Donna's a trailblazer, all right, but I find myself thinking of her as a
girl — not because I am sexist (I don't
think I am) but because, darn it, Donna
was a girl when I first knew her. I suppose I will always think of her that way.
We both graduated from the University of Arkansas with degrees in journalism and went to work for the
Arkansas Gazette's sports department. I got there a few months before she did after I spent a year and a half at a smaller newspaper in central Arkansas. I think she came to the
Gazette straight after her graduation from the University of Arkansas.
I worked on the copy desk. Donna wrote articles. I know she covered other sports because all of our writers had to cover sports other than their specialties, especially during football season, but she was primarily a golf writer. I edited her copy on many occasions. She was not only a good writer, she was a meticulous reporter.
I came to realize during my time as a sports copy editor that some sports are more difficult to make exciting in print than others. Golf seems especially stuffy in print. The fact that the TV announcers providing commentary for tournaments speak in a virtual whisper doesn't help — whereas a story about a home run or a touchdown and the accompanying roar — or deafening silence — of the crowd can almost write itself.
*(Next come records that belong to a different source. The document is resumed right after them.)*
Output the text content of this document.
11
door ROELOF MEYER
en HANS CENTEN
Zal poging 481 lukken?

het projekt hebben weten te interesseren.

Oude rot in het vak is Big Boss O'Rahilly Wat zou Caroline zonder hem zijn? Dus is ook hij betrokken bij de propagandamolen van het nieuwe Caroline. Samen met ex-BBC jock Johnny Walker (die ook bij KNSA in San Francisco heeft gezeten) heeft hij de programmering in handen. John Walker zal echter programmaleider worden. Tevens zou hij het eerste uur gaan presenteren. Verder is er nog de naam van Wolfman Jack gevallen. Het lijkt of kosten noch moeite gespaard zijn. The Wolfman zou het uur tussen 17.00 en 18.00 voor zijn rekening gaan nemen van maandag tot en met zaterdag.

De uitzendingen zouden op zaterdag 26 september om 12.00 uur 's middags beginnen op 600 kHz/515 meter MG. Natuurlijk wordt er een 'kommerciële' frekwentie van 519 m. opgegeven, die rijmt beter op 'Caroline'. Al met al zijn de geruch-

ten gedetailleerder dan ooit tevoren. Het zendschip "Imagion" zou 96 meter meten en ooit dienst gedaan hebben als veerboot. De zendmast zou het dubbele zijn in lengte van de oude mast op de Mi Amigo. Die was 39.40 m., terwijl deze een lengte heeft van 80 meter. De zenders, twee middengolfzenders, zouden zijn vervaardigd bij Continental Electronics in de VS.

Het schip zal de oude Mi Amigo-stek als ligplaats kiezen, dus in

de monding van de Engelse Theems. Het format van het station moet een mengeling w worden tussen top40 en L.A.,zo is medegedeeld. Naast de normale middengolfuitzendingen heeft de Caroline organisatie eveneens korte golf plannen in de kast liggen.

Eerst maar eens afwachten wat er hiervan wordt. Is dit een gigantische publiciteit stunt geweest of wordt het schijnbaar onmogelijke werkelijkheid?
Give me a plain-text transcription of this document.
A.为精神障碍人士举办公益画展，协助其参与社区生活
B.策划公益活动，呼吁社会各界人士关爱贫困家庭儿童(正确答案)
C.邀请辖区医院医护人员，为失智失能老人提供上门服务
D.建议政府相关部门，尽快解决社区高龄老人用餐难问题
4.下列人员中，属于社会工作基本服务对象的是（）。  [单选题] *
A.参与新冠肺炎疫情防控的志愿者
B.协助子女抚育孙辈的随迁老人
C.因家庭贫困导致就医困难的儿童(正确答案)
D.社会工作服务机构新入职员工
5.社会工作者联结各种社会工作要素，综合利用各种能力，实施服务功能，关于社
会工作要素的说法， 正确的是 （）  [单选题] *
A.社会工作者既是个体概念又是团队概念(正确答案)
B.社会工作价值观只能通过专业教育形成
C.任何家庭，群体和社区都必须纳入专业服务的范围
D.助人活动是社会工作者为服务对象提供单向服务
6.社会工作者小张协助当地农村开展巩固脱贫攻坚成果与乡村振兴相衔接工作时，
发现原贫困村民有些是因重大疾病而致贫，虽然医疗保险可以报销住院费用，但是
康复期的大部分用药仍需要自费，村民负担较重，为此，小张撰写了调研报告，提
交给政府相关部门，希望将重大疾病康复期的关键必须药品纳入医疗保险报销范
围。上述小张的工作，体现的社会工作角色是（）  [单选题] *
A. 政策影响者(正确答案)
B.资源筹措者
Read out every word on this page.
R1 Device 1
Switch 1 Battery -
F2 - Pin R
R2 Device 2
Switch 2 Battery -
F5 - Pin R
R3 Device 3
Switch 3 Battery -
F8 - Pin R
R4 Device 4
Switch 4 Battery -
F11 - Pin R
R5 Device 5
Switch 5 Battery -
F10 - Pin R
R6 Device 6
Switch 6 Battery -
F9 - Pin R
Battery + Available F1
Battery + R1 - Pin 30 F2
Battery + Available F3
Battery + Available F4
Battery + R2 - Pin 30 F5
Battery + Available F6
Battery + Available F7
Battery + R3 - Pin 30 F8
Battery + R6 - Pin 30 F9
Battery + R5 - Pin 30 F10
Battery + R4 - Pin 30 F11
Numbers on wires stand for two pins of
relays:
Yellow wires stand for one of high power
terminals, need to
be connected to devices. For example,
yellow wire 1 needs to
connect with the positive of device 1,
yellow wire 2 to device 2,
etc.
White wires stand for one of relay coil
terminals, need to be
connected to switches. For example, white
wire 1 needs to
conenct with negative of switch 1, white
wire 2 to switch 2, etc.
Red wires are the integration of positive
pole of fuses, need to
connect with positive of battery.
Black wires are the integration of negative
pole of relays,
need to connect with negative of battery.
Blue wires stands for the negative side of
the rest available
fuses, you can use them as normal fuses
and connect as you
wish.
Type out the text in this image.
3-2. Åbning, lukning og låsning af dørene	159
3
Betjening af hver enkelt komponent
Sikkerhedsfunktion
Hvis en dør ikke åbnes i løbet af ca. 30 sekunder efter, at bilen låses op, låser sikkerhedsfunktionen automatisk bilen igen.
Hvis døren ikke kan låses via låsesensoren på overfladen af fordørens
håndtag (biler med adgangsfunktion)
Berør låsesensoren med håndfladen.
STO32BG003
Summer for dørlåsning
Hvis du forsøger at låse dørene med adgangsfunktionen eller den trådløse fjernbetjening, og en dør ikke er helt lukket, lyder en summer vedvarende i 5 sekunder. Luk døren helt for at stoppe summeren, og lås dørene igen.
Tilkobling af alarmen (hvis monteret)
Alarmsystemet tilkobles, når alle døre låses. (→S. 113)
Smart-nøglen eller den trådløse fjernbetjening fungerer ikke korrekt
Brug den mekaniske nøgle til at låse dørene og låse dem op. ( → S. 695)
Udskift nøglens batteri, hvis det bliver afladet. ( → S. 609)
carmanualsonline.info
As the great Red Smith once observed, people go to or watch a sporting event to have fun, then they pick up the paper the next day to read about it and have fun all over again.
If the tournaments Donna covered were banal, it was hard to tell from her reports.
Donna isn't the first of my former colleagues to be inducted into the Hall of Fame. She isn't even the second — or third. We had a very talented staff at the
Gazette. Sometimes I feel like the third baseman of the '27 New York Yankees. I mean, the '27 Yanks are remembered as one of the greatest baseball teams of all time, and everyone remembers the stars, Babe Ruth and Lou Gehrig, from that team. But who remembers the third baseman? (It was Joe Dugan, by the way. He had a great reputation as a defensive player, but he hit fewer home runs in his career than Ruth did in the '27 season.)
I understood my role, though. As a copy editor, my job was defensive in nature. It was up to me to prevent mistakes from getting into print. If my work didn't attract attention, I figured I had been doing my job. A reporter's job, on the other hand, is to attract attention. If people don't read what a reporter has written, he/she is not getting the job done — even if the copy editor does a first–rate job of catching misspellings and keeping factual errors from making it into the morning paper.
Donna and I worked together for four years before I left to pursue my master's degree. Donna remained with the
Gazette until it finally lost its war with the crosstown rival
Arkansas Democrat. Since then she has earned her Ph.D. and become a successful journalism professor. She has also done a lot of freelance work for my hometown paper — a paper for which I wrote some freelance articles when I was in high school.
And she has written a book about the demise of the
Gazette.
Very accomplished — and thoroughly deserving of this honor.